Pleasant View nurses then tested 100 residents, bringing the total tested to 260. The whole process was done by 11 a.m. and was “very organized and very well-run,” Snow said.

Anyone had the option to not participate. Only a few declined to get tested, Snow said.

The goal of facility-wide testing is to identify asymptomatic cases of COVID-19. Research into the new coronavirus indicates people can be infected with the virus and feel no symptoms but still spread it to others.

Julie Willems Van Dijk, deputy secretary for the Wisconsin Department of Health Services, said in a press briefing May 26 that the agency has “been reaching out proactively to our skilled nursing facilities” in the state and drawing on funding through the Coronavirus Aid, Relief and Economic Security (CARES) Act to offer free testing kits.

The agency is in a “continuous phase of tracking,” she said, noting that it had been two weeks since the state Supreme Court blocked the “Safer at Home” public health order, effectively lifting restrictions on businesses, gatherings and travel.

“This will be the work of the Wisconsin Department of Health Services from now until there is a vaccine. We don’t want to be caught off guard,” she said. All it takes is one asymptomatic person with lots of contacts to “(start) up the fire all over again.”

Hospitals across Wisconsin are generally doing OK but “we’ve seen a slow creep” upward in COVID-19 hospitalizations, she said.
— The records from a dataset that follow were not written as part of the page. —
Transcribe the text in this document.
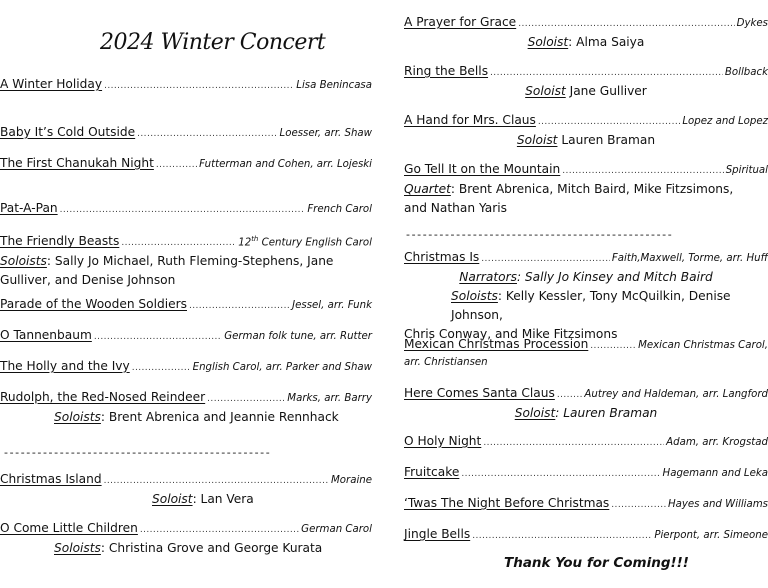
2024 Winter Concert
A Winter Holiday .....	Lisa Benincasa
Baby It’s Cold Outside .....	Loesser, arr. Shaw
The First Chanukah Night .....	Futterman and Cohen, arr. Lojeski
Pat-A-Pan .....	French Carol
The Friendly Beasts .....	12th Century English Carol
Soloists: Sally Jo Michael, Ruth Fleming-Stephens, Jane
Gulliver, and Denise Johnson
Parade of the Wooden Soldiers .....	Jessel, arr. Funk
O Tannenbaum .....	German folk tune, arr. Rutter
The Holly and the Ivy .....	English Carol, arr. Parker and Shaw
Rudolph, the Red-Nosed Reindeer .....	Marks, arr. Barry
Soloists: Brent Abrenica and Jeannie Rennhack
------------------------------------------------
Christmas Island .....	Moraine
Soloist: Lan Vera
O Come Little Children .....	German Carol
Soloists: Christina Grove and George Kurata
A Prayer for Grace .....	Dykes
Soloist: Alma Saiya
Ring the Bells .....	Bollback
Soloist Jane Gulliver
A Hand for Mrs. Claus .....	Lopez and Lopez
Soloist Lauren Braman
Go Tell It on the Mountain .....	Spiritual
Quartet: Brent Abrenica, Mitch Baird, Mike Fitzsimons,
and Nathan Yaris
------------------------------------------------
Christmas Is .....	Faith,Maxwell, Torme, arr. Huff
Narrators: Sally Jo Kinsey and Mitch Baird
Soloists: Kelly Kessler, Tony McQuilkin, Denise Johnson,
Chris Conway, and Mike Fitzsimons
Mexican Christmas Procession .....	Mexican Christmas Carol,
arr. Christiansen
Here Comes Santa Claus .....	Autrey and Haldeman, arr. Langford
Soloist: Lauren Braman
O Holy Night .....	Adam, arr. Krogstad
Fruitcake .....	Hagemann and Leka
‘Twas The Night Before Christmas .....	Hayes and Williams
Jingle Bells .....	Pierpont, arr. Simeone
Thank You for Coming!!!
On May 27, Wisconsin set a single-day record for new COVID-19 cases as well as reported deaths from the virus.

National Guard members have been deployed across the state to help with the response to the pandemic, including at an ongoing community testing site at Alliant Energy Center in Madison where free testing is offered Mondays through Saturdays until June 24, no appointment necessary.

Locally, as of May 29, Green County had 17 active cases of COVID-19 and Lafayette County had 11. In total, 66 Green County residents and 27 Lafayette County residents have tested positive. In Green County, according to the state’s mapped data, most cases are in the Monroe area.

“In general the majority of Green County’s positive cases have had symptoms of infection at the time of testing,” said RoAnn Warden, director of Green County Public Health. Those who test positive are monitored daily “until they are considered no longer infectious.”

In the past week, Green County reported its first two infections of children in the 0-9 age group. Warden said these infections were mild and due to household spread of the coronavirus, not to exposure at a daycare.

“COVID-19 is a highly contagious disease that continues to show that older adults and any person of any age who have serious underlying medical conditions may be at high risk for severe illness,” she said. Anytime people cannot practice physical distancing easily, “I am concerned since we know that COVID-19 is easily transmitted from person to person.”

Besides the May 26 testing at Pleasant View, Green County has had one other reported facility-wide testing event. On May 5, 167 people were tested at Wisconsin Cheese Group’s packaging plant in response to an outbreak among employees.

Warden said 19 Green County residents employed at the plant tested positive — in addition to employees who live in other counties but are not tracked locally. No employees who tested positive are still in isolation.

However, Warden said that due to household transmission, some contacts from Wisconsin Cheese Group who tested positive are in isolation.